Which brings me to another observation. David Lynch has a reputation of being this extremely difficult, avant-garde filmmaker, but he has a pretty popular following – especially compared to someone like, say, Andrei Tarkovsky. And yes, while Mulholland Drive is certainly weirder and more challenging than your usual blockbuster, it’s more traditional than is often assumed. Its narrative tricks aren’t too far removed from what Hitchcock did in Vertigo, and its various homages to classic cinema feel heartfelt rather than ironic. Beyond that, there’s a genuine sympathy extended to its protagonists. It’s a dark and frequently ironic movie, but it doesn’t strike me as cynical.

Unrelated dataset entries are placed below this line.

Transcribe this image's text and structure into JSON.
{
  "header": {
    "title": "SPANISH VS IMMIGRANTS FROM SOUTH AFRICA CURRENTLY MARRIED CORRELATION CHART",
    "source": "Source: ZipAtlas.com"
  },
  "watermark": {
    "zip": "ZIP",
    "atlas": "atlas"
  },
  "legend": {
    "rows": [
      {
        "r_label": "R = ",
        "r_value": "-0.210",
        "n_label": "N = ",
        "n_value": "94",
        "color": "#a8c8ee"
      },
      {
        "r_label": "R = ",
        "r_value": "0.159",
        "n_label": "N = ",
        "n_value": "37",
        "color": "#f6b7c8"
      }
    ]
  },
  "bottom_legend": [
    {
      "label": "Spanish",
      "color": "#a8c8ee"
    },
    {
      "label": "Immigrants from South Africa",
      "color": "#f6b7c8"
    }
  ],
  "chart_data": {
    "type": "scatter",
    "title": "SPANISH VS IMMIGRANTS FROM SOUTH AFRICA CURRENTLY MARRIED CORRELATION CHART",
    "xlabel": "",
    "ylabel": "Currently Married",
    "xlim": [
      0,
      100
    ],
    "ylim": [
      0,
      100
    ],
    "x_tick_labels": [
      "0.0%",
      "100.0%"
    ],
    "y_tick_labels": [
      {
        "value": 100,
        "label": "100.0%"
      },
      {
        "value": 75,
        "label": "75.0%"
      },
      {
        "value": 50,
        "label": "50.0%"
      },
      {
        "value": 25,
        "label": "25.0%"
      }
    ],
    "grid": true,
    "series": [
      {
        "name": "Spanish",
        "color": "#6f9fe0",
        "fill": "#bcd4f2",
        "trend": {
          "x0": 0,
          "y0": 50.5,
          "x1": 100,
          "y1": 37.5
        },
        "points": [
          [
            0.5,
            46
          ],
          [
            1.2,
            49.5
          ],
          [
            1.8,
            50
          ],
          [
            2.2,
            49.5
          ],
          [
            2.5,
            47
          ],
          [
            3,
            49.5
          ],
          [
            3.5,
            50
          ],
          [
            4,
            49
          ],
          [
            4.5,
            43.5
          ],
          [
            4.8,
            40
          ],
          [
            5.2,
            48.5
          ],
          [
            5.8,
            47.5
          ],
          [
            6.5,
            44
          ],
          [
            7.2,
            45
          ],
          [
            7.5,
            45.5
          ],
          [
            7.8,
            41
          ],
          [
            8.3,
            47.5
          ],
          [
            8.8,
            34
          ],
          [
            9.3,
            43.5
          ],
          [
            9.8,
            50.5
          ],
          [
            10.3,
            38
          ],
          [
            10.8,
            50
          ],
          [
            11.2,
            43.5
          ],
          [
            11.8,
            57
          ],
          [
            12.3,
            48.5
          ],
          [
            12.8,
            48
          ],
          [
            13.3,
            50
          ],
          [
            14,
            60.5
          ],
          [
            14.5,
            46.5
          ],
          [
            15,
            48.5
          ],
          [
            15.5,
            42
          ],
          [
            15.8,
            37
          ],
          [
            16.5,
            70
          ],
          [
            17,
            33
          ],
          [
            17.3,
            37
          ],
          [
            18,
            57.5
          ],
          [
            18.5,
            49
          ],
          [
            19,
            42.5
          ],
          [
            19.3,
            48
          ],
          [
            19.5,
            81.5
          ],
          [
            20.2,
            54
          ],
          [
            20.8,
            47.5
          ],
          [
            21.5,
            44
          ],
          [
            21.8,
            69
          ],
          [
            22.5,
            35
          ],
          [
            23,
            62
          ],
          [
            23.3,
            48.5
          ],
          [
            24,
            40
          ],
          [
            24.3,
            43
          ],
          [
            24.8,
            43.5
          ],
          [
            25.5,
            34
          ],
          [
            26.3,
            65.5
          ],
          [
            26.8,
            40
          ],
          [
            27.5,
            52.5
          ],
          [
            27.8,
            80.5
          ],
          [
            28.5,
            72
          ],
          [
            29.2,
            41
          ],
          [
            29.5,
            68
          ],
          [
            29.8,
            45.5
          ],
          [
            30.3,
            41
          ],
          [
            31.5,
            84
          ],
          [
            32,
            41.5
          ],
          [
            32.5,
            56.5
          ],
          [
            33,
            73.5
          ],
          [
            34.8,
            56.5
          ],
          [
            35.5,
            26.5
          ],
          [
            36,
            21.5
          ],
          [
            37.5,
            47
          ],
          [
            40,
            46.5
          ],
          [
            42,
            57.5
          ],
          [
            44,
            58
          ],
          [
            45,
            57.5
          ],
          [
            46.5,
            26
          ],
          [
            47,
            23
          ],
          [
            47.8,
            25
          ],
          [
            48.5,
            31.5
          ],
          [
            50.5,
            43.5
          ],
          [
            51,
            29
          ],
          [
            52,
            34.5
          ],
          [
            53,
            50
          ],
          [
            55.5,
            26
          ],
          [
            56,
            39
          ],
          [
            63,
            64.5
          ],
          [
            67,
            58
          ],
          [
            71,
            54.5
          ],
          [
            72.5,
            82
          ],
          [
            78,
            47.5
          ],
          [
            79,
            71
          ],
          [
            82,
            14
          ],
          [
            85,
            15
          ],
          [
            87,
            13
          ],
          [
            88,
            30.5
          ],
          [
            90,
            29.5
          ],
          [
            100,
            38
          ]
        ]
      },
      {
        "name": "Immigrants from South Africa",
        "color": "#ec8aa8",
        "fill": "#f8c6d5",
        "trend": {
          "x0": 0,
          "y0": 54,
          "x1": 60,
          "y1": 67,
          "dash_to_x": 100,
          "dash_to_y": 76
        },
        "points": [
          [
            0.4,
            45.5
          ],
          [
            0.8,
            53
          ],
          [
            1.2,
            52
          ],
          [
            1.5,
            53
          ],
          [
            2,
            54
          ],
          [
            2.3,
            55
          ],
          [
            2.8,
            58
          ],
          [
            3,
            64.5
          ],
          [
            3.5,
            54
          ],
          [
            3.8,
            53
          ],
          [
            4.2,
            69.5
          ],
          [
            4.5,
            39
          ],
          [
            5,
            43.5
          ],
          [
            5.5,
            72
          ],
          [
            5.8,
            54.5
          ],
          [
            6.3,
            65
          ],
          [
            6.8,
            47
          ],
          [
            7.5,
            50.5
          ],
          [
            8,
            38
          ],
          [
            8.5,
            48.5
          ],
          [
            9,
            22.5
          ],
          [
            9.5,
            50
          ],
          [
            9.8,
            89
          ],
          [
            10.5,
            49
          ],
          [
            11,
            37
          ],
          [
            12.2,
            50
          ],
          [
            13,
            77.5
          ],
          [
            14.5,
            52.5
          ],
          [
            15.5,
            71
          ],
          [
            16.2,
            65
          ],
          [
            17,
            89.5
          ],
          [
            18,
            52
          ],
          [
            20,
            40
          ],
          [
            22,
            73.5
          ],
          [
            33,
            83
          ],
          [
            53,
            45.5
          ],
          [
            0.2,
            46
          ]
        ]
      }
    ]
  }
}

Not that it’s impeccable. A couple of scenes lean pretty heavily into raunchy territory. Arguably this is part of the movie’s irony: the cheap thrills of fantasy sex vs reality. But it doesn’t get off the hook in that regard.
Anyway, another thing that struck me was the music and sound. Even though I’ve never particularly remembered it for its soundtrack, Angelo Badalamenti’s is one of the best, full stop. It’s a lot of deep, dark synths and strings that manages to sound both ominous and tender, interspersed with some distended jazz/rock sounds that feel very noir. Some of the most powerful moments in the movie come from its use of music. My favourite scene – the Club Silencio sequence – is entirely constructed out of playing upon our understanding of how the soundtrack and the visuals of a movie relate to each other.
In retrospect I have to wonder just how much influence Mulholland Drive has exerted on my tastes, in spite of my best attempts to bury it. Certainly the “Imma mess with your head” approach to storytelling has been a regular theme for me from the likes of Gene Wolfe to Serial Experiments Lain. But rewatching it has led me to conclude that yes, I did indeed underrate it in recent years. It already has a handful of my favourite scenes, and was a downright haunting experience. I’m even wondering if it deserves a place alongside the likes of 2001 and Spirited Away, but I’m still processing it all.
But, dang – to even want to think about a movie this much is a treat. I find it hard to write consistently about movies and other pop cultural detritus because so much of it is like cotton candy; tasty, but evanescent. I don’t know how critics manage to keep churning out review after review. This, however, was some movie magic, even if it had a weird taste.